Proper practices increase vaccine efficiency

A veterinarian says many factors are involved in disease control, and timing of vaccination is one of the most important

DRUMHELLER, Alta. — Timing is important to provide the best vaccine protection for beef cattle.

Producers might think that when their animals become sick, they need better or new vaccines, said veterinarian Rob Tremblay at the recent Canadian Angus Association annual meeting held in Drumheller.

However, disease control is multi-faceted and other factors can play a role, he said.

“What matters for best protection is when you vaccinate. Of all the changes that you might make in your program, when you vaccinate will be the most important,” he said.

“Some diseases are either seasonal in occurrence or related to some other events that are pretty critical,” he said.
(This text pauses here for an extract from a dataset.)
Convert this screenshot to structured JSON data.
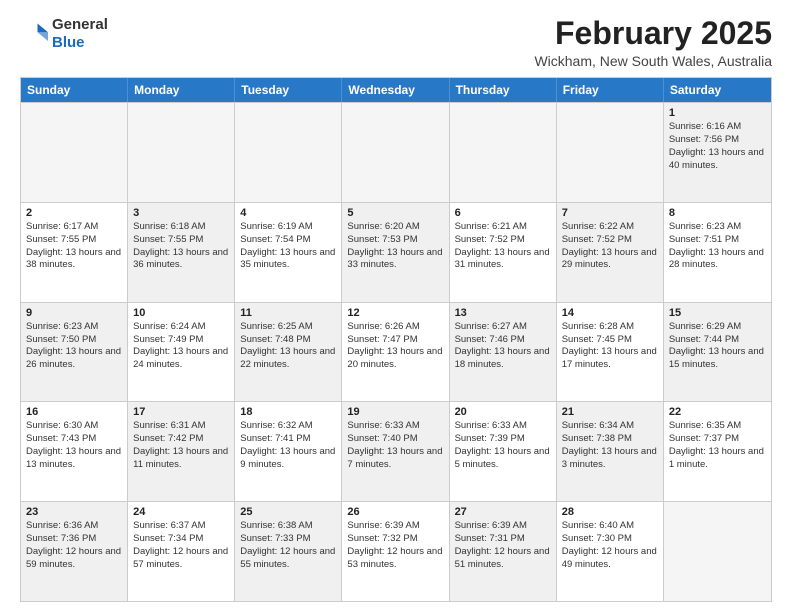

Vaccines come in different forms and for the most serious problems like bovine viral diarrhea, inactivated and modified live vaccines are available.

Cows need at least 150 days of protection after conception to prevent the fetus from picking up the disease in-utero and being born persistently infected. Considering it takes 42 to 60 days to get all cows pregnant during a breeding season, the cow needs 190 to 210 days of protection.

Bulls represent a special risk from BVD, said Tremblay.

If they are not vaccinated, the virus can appear in their testicles. The infection does not affect their fertility but BVD may be shed in their semen for a long time. Bulls should be vaccinated with a modified live vaccine, ideally before they go through puberty.

Other diseases to watch for include infectious bovine rhinotracheitis (IBR), which causes respiratory infections, infertility, abortion, and stillbirths. Long-term vaccine coverage is needed.

Leptospirosis also causes infertility and abortions.

“If you are worried about these diseases, you vaccinate them to the time you are going to turn out the bulls,” he said.

Vaccinating during pregnancy checks works if the cows are checked at the same time every year.

Scours vaccines protect the cow and calf but are unlikely to work if they are administered at the wrong time.

Timing is also important when vaccinating calves.

Vaccines don’t protect against all the microbes that could cause pneumonia, and immunity from colostrum might block vaccine efficacy. Intranasal vaccines at birth work but they are not long lasting.

Colostrum or first milk can protect against scours for about 10 to 14 days while protection against pneumonia lasts for about four to seven weeks, Tremblay said.

When calves are vaccinated at processing time, some may receive protection and others are left vulnerable. Calves are at various ages depending when they were born so their immune systems are at different stages.

At this time, they will receive a wide spectrum of vaccines and clostridials. It is not known how much these different products might interfere with each other. If the calf needs two shots, a hand width between injection sites is recommended.

The vaccines need to be handled properly to make sure they work.

“The modified live vaccines can only work if they are alive. They start to die as soon as you mix them,” he said.

They die faster if exposed to heat and sunlight and should be used within an hour of mixing. Mix the live vaccine gently but thoroughly with rolling rather than shaking. Viruses are fragile and shaking damages them.

Products should be stored in a functioning refrigerator and use a thermometer to make sure the temperature is right.

Clostridials settle quickly, so mix them well.

Ask a veterinarian if epinephrine should be on hand in case the cattle have a reaction to the vaccine.

Clean equipment with warm soapy water and then rinse it and let it dry. Do no use alcohol or other disinfectants.